Mais pourquoi l'arbitrage ? Pourquoi pas les tribunaux ? se demande le profane tchèque. La presse met en avant la rapidité de la procédure d'arbitrage et donc l'avantage par rapport au tribunaux. Autant de choses à savoir et d'autres pour qui voudrait suivre les arbitrages en perspective : on parle d'Invesmart qui a investi dans l'Union groupe et l'Union banka, de l'agence de voyages Fischer, qui demanderait des dommages pour scandales non fondés, de Frontier Petroleum Services au titre d'investissements dans l'Entreprise d'aviation Kunovice, de Housing & Construction pour l'annulation du marché de la construction de l'autoroute D47 d'Ostrava, qui lui était ou ne lui était pas adjugée, de Mediaprint pour l'annulation d'un contrat par des éditeurs de la presse. Autant de dossiers dont nous ne connaissons pas tout à fait le fond.

L'état des forêts en Tchéquie

Avant de terminer ce programme, un mot sur l'état des forêts en République tchèque. On n'en parle jamais assez et Dieu sait combien c'est important. Beaucoup a été fait depuis la chute du communisme. Par exemple, le phosphore dans les émanations des usines est de 90% inférieur à ce qu'il était il y a 12 ans. Mais le terreau des forêts est toujours trop acide. Les forêts ne guérissent pas et l'Etat cherche un nouveau remède. Dans 30 ans, l'état des forêts n'atteindra pas la qualité qui était la leur avant la Seconde guerre mondiale. L'Etat des forêts s'améliore plus lentement que ne l'estimaient les spécialistes au début des années 90.

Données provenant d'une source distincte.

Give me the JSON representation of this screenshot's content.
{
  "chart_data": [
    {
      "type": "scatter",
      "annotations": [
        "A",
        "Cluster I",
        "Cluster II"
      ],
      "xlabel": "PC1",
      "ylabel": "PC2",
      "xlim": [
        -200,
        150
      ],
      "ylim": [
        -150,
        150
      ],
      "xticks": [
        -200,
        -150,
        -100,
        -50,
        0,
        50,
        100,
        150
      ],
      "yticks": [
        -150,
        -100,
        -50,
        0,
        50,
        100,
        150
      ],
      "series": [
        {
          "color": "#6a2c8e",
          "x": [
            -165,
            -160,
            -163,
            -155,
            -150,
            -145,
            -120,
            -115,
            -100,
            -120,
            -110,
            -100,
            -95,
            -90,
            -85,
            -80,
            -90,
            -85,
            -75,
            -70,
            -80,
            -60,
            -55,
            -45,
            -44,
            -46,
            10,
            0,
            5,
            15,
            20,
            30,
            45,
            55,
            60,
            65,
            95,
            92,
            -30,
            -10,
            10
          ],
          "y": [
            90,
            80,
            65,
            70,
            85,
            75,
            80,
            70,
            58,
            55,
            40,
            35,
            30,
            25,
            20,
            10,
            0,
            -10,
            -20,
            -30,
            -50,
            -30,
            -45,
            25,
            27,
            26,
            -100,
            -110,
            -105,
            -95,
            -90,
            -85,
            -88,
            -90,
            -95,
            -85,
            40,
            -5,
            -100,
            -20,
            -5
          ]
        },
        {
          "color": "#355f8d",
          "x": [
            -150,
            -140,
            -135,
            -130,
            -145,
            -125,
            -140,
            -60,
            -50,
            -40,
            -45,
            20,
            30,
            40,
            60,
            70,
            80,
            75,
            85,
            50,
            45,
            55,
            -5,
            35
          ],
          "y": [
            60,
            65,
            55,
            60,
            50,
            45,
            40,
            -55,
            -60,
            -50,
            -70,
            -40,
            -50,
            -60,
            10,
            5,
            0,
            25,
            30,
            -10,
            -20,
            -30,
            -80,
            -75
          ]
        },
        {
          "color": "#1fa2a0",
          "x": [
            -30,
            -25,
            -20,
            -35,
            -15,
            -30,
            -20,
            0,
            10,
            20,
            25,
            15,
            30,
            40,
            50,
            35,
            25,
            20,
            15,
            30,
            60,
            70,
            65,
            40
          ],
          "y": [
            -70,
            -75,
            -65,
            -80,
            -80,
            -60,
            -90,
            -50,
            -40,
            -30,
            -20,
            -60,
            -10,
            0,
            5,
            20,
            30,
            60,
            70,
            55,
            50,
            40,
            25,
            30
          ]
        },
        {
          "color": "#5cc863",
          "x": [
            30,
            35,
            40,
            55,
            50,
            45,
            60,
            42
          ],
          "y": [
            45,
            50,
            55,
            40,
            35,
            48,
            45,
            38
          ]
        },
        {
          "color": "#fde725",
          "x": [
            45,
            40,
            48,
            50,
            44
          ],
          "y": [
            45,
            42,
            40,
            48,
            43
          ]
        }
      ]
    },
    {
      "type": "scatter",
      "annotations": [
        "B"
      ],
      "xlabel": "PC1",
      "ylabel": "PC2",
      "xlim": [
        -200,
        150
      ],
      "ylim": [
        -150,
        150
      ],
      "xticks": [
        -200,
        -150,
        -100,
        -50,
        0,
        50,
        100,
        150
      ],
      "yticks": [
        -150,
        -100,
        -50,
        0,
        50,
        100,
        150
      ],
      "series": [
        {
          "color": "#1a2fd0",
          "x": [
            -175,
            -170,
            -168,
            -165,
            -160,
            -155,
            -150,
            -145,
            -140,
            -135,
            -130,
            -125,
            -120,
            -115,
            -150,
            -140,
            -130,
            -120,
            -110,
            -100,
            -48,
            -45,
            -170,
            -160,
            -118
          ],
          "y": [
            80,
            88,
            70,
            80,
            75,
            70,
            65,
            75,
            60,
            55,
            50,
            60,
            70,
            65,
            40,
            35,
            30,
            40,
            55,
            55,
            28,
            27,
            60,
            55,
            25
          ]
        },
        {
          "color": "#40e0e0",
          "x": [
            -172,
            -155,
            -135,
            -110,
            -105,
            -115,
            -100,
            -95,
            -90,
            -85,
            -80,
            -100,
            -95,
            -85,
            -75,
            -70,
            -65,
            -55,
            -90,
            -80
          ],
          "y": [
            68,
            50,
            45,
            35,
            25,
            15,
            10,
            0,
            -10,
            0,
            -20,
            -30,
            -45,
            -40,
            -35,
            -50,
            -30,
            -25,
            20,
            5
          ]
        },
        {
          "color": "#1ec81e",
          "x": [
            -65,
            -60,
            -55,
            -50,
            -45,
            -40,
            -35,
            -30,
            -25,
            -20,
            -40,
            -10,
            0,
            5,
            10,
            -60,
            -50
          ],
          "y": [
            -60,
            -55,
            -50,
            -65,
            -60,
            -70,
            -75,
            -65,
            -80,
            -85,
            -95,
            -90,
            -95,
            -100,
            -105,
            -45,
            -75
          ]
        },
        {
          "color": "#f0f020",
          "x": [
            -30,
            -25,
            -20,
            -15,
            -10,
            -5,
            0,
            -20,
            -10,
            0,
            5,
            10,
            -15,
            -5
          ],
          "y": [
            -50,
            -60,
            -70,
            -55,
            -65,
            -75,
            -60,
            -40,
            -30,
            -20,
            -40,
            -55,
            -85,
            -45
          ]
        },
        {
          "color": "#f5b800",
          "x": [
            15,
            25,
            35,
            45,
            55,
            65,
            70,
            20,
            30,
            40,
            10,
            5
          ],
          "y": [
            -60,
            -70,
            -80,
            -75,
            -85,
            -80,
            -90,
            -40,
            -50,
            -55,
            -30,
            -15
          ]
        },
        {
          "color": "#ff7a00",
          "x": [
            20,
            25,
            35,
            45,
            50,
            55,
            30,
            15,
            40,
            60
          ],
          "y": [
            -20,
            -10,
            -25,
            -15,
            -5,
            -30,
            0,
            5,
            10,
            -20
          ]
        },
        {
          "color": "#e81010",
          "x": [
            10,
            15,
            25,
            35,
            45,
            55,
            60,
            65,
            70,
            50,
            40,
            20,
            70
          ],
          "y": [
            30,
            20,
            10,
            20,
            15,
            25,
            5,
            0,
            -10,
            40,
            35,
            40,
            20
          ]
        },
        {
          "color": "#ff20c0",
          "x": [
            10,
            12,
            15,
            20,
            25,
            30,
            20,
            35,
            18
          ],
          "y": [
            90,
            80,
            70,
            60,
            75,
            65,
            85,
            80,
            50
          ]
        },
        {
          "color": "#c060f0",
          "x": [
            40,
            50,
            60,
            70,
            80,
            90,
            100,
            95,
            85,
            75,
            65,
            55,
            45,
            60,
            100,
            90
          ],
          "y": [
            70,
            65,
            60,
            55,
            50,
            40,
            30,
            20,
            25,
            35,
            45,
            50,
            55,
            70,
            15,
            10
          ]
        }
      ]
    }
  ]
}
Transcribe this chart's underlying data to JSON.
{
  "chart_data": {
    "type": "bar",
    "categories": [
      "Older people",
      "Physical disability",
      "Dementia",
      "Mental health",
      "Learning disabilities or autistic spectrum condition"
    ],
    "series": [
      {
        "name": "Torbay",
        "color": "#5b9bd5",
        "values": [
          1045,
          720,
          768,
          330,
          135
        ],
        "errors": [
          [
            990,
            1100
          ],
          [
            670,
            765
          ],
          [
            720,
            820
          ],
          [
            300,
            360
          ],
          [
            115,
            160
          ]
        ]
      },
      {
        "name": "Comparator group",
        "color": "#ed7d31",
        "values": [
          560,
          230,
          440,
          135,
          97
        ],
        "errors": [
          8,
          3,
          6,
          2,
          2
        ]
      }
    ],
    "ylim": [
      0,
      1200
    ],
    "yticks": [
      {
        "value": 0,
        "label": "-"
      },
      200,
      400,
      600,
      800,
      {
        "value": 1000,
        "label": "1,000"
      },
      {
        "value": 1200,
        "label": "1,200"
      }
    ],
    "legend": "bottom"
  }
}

Les rapports et expertises actuelles, notamment du Ministère de l'Environnement, démontrent qu'en raison des dommages causés au cours des décennies passées, les forêts tchèques sont toujours parmi les plus endommagées en Europe. On cite les sommets des monts Métallifères, Jizerské et Orlické, les Monts des Géants (Krkonose) et une partie des monts Jesenik. Leurs terres sont toujours contaminées par des produits chimiques venant des pluies acides. Le géochimiste Jakub Hruska, de l'Institut géologique tchèque, dit que c'est justement la terre qui empêche, surtout dans les montagnes, l'assainissement de la forêt. Depuis des décennies, la terre est trop acide et contient le minimum de minéraux dont les arbres ont besoin. En revanche, elle contient beaucoup de matières qui nuisent surtout à l'épicéa, l'arbre le plus répandu dans les montagnes.

Sur demande du gouvernement, les Ministères de l'Environnement et de l'Agriculture étudient depuis deux ans comment aider les forêts d'une manière plus efficace. Ils doivent présenter au cabinet un recueil des mesures qui aideraient au renouvellement de la terre plus rapidement. Parmi les projets, il y a, par exemple, une légère calcification ou épandage des engrais. Les spécialistes conseillent également de planter les arbres feuillus qui sont plus résistants que les conifères. Pourquoi l'administration n'a commencé à s'occuper des forêts que ces dernières années ? « Ils s'attendaient à ce que la chute rapide des émissions de phosphore améliore l'état des forêts, mais cela s'est avéré faux », explique Tomas Stanek du Ministère de l'environnement.